CD27 and GZMK as Co-Biomarkers in Rheumatoid Arthritis and Crohn's disease and Mediate Immune Imbalance.

Abstract

Background: Studies have found similar immune responses, genetic susceptibility, and inflammatory mediators between Rheumatoid arthritis (RA) and Crohn's disease (CD), but these findings are controversial.

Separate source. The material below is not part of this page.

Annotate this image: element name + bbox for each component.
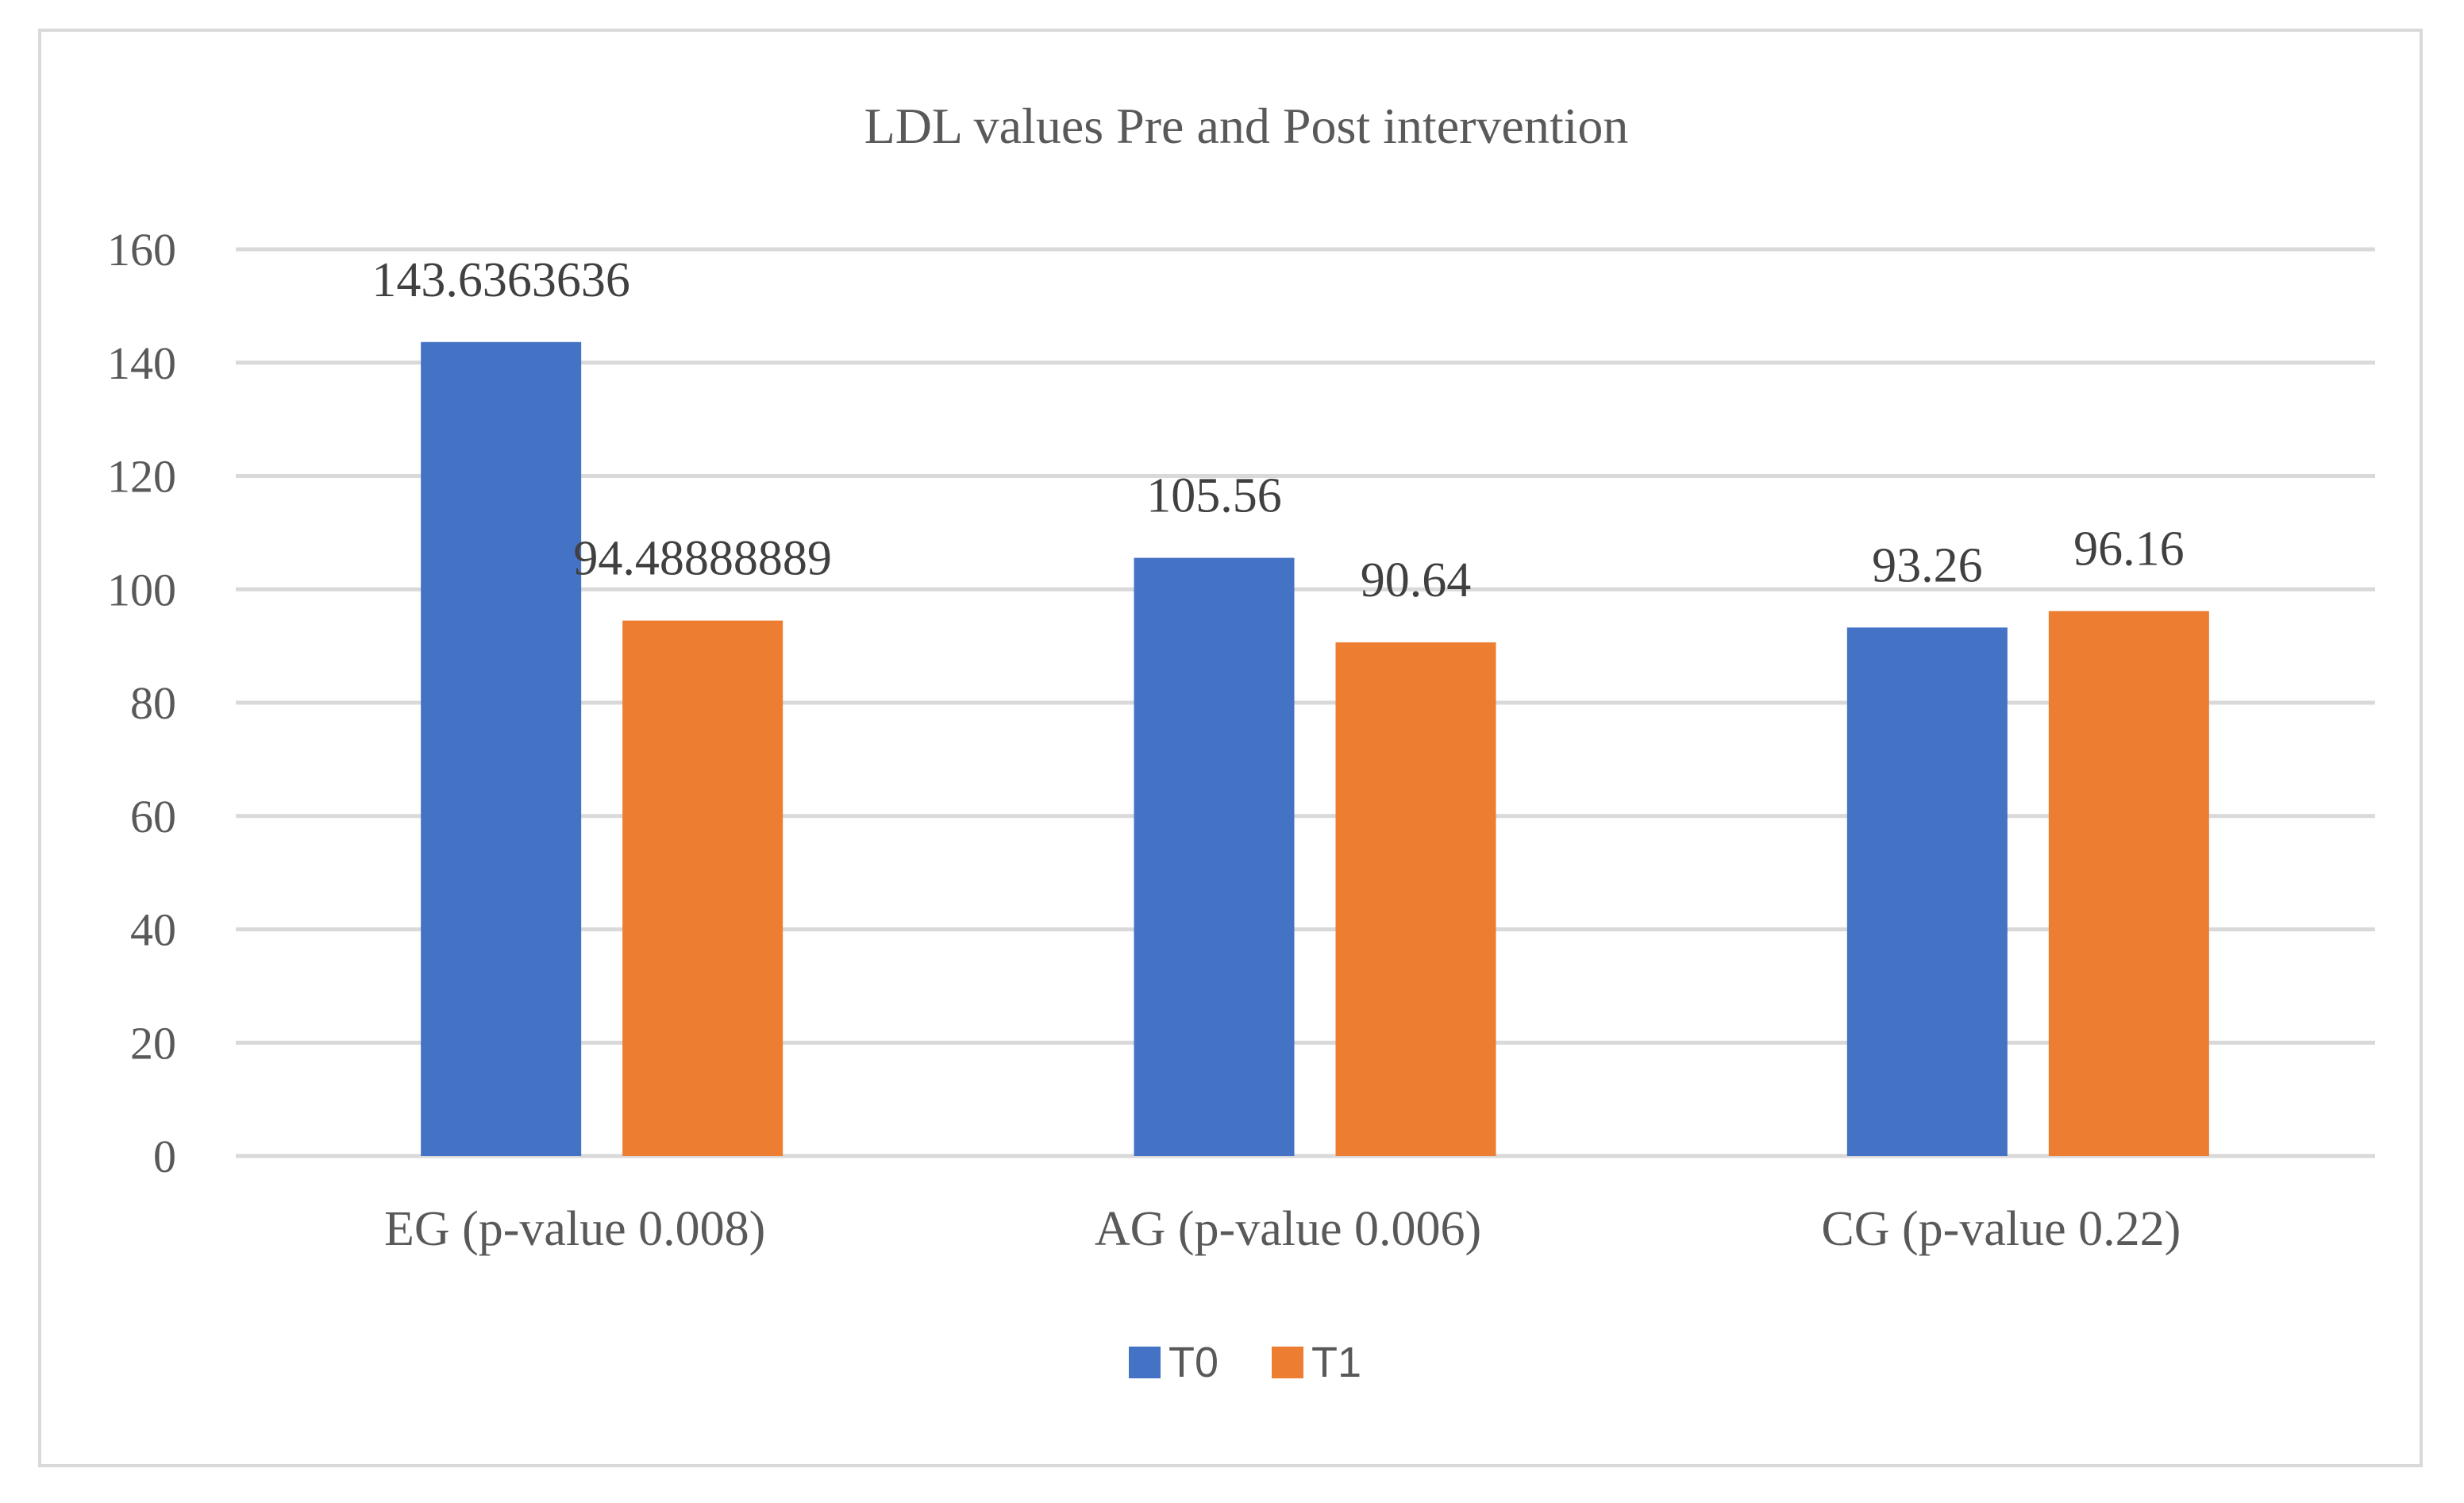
legend-label-t0: T0 bbox=[1168, 1339, 1219, 1386]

Methods: The Gene Expression Omnibus (GEO) was utilized to get microarray data. Differentially expressed genes (DEGs) in individuals with CD and RA were identified. Weighted gene co-expression network analysis (WGCNA) was used to identify key modular genes in CD and RA. The least absolute shrinkage and selection operator (LASSO) logistic regression was used to identify hub genes. The correlation between immune cell infiltration and common biomarkers was examined by utilizing the GSEA and ssGSEA.

Results: CD27 and GZMK were recognized as co-biomarkers in RA and CD. The analysis of immune infiltration revealed a significant relationship between a range of immune cells, including CD8 T cell, MDSC, and natural killer T cell, and both RA and CD.

Conclusion: CD27 and GZMK are biomarkers shared by CD and RA and are potential diagnostic and therapeutic targets for them, especially in patients with CD combined with RA. CD and RA are highly associated with dysregulation of the acquired immune response system and imbalance of the innate immune system.